The University of Oxford Text Archive develops, collects, catalogues and preserves electronic literary and linguistic resources for use in Higher Education, in research, teaching and learning. We also give advice on the creation and use of these resources, and are involved in the development of standards and infrastructure for electronic language resources.
Child Care & Early Education Research Connections promotes high quality research in child care and early education and the use of that research in policy making. Our vision is that children are well cared for and have rich learning experiences, and their families are supported and able to work. Through this Web site, we offer research and data resources for researchers, policy makers, practitioners, and others.
The Finnish Social Science Data Archive (FSD) is a national resource centre for social science research and teaching. FSD archives, promotes and disseminates digital research data for research, teaching and learning purposes. Data descriptions are published in Finnish and English. Quantitative datasets are translated from Finnish to English on request. Several data are already in English. All services are free of charge. FSD promotes open access to research data, and transparency, accumulation and efficient reuse of scientific research. FSD is a national Service Provider for CESSDA ERIC.

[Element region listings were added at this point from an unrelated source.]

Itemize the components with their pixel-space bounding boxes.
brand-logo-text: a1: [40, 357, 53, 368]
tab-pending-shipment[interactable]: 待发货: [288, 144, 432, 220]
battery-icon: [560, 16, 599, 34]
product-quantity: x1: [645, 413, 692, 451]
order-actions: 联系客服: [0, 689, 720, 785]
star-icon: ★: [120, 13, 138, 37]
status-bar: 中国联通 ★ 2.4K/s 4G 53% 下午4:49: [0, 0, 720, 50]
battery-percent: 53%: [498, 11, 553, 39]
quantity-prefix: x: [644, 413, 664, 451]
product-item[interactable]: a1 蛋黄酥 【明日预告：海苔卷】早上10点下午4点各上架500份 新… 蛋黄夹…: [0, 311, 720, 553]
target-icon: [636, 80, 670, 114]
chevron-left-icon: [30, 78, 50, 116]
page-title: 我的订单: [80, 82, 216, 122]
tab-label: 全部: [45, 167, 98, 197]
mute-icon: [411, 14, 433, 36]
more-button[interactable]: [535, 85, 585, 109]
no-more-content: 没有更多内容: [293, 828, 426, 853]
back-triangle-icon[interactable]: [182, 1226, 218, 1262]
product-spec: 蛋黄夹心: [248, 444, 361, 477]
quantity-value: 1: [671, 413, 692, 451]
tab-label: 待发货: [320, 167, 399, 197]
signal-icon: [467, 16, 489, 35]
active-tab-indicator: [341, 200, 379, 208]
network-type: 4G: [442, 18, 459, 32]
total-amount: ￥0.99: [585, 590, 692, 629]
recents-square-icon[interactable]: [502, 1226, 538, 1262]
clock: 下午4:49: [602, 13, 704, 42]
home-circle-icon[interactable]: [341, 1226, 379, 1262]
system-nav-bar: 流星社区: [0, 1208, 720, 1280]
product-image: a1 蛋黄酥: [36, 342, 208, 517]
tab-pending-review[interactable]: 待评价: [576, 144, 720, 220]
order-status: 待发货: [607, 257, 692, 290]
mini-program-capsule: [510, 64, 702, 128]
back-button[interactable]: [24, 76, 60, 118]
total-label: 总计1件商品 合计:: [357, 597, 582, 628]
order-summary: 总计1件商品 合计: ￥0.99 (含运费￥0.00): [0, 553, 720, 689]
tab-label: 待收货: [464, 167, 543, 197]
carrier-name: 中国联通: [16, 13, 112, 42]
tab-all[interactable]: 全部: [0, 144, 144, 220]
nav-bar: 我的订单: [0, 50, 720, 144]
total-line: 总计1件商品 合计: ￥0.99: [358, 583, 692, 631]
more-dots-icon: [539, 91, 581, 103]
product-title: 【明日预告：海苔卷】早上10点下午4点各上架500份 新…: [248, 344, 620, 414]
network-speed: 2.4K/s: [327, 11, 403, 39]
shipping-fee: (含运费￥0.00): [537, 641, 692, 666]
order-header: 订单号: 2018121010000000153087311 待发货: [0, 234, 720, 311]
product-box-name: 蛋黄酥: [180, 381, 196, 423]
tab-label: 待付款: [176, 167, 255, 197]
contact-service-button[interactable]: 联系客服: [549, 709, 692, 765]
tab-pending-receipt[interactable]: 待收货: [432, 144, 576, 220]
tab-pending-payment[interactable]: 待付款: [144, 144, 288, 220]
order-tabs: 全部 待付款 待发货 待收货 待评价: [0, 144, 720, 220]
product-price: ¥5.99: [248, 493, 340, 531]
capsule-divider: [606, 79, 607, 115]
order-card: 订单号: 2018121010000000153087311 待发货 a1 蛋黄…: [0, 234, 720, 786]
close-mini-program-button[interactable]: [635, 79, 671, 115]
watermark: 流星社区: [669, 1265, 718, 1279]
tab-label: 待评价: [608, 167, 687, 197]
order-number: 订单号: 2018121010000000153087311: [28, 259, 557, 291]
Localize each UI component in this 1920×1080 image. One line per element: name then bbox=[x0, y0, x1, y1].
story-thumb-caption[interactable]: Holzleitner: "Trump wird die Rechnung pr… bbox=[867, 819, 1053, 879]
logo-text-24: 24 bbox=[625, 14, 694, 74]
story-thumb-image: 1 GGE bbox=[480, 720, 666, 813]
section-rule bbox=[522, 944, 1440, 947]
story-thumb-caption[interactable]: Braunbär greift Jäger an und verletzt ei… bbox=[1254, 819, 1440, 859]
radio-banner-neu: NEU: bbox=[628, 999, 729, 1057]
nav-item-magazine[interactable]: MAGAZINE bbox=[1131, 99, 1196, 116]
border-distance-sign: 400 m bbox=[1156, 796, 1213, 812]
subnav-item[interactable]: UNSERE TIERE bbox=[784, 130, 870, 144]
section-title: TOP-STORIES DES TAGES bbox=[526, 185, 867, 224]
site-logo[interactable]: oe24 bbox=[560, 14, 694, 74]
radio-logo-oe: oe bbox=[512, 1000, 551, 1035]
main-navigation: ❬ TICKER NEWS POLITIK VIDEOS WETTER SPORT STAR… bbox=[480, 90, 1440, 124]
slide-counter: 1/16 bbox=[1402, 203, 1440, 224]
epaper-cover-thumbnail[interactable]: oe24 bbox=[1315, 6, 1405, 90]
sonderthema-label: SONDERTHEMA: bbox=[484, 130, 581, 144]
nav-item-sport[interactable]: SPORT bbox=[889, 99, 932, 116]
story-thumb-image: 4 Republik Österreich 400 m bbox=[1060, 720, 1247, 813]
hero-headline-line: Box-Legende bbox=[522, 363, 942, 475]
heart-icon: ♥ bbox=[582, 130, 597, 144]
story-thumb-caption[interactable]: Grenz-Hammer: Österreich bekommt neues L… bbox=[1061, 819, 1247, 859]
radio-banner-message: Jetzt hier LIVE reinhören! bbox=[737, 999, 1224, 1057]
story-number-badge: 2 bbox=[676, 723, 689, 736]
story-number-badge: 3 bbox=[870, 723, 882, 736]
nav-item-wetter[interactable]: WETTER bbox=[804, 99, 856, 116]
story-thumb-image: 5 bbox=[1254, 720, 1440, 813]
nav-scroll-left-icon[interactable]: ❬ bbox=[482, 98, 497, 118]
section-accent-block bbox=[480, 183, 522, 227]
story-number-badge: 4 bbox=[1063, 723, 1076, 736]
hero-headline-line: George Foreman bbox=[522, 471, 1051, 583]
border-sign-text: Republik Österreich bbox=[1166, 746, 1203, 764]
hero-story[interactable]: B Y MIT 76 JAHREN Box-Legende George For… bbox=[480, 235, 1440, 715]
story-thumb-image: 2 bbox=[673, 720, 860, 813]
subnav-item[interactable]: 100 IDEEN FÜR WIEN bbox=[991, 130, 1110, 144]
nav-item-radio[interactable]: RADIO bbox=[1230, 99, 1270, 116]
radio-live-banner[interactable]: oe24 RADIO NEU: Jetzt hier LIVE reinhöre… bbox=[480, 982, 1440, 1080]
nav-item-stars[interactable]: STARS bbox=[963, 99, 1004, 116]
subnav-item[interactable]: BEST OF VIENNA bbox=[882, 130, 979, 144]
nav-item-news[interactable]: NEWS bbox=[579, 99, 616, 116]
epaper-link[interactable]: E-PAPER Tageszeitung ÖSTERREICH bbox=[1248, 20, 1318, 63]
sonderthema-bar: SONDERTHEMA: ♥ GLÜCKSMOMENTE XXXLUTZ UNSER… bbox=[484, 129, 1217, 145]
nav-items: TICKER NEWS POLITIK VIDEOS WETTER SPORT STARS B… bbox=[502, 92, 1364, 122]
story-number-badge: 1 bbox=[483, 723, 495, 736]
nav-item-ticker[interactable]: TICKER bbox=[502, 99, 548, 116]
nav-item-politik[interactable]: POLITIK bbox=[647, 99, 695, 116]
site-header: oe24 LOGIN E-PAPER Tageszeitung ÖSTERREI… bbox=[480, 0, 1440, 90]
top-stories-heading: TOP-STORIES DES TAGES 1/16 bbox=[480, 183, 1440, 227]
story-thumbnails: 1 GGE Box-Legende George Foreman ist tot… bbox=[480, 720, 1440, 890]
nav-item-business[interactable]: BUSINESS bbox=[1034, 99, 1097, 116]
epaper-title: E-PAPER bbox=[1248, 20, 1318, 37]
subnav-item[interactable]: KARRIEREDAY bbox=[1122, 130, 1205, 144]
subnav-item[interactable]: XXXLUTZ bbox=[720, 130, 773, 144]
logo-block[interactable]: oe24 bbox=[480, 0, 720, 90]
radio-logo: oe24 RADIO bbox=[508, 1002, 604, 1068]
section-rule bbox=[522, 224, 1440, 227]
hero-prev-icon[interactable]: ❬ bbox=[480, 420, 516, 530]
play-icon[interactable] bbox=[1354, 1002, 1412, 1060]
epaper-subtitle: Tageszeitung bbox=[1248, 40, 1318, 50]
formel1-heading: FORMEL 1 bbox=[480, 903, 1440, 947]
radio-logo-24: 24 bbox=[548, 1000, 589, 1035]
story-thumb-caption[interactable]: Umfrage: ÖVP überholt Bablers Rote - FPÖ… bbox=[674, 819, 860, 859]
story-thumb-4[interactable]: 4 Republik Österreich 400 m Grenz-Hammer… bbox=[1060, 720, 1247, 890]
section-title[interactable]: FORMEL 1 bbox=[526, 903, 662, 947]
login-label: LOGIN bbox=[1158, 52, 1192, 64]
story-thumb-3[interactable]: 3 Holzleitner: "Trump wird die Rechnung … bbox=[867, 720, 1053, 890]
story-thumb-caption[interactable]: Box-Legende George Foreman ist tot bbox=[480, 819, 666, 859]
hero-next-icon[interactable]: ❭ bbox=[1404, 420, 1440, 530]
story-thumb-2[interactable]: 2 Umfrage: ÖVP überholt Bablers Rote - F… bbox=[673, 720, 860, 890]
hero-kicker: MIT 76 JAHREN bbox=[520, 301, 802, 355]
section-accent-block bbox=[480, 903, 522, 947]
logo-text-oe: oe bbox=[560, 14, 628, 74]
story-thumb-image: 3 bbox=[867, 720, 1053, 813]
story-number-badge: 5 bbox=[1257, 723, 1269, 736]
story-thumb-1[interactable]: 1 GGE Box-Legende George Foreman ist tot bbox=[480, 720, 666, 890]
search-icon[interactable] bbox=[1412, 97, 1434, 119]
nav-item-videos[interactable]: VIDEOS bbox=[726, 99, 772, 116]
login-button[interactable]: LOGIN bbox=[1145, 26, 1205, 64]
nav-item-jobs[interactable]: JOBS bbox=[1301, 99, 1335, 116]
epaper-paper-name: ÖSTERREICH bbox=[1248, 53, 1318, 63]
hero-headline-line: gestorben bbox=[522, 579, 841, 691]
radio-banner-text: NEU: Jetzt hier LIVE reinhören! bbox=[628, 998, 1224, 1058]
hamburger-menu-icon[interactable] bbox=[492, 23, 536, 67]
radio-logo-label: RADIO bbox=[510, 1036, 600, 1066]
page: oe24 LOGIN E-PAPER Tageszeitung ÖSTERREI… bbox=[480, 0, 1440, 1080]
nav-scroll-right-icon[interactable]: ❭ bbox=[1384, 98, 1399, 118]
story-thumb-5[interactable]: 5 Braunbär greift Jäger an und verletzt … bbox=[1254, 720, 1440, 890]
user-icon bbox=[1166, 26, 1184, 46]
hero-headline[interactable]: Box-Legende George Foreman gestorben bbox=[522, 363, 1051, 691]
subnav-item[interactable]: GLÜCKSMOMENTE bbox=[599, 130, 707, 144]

RUresearch Data Portal is a subset of RUcore (Rutgers University Community Repository), provides a platform for Rutgers researchers to share their research data and supplementary resources with the global scholarly community. This data portal leverages all the capabilities of RUcore with additional tools and services specific to research data. It provides data in different clusters (research-genre) with excellent search facility; such as experimental data, multivariate data, discrete data, continuous data, time series data, etc. However it facilitates individual research portals that include the Video Mosaic Collaborative (VMC), an NSF-funded collection of mathematics education videos for Teaching and Research. Its' mission is to maintain the significant intellectual property of Rutgers University; thereby intended to provide open access and the greatest possible impact for digital data collections in a responsible manner to promote research and learning.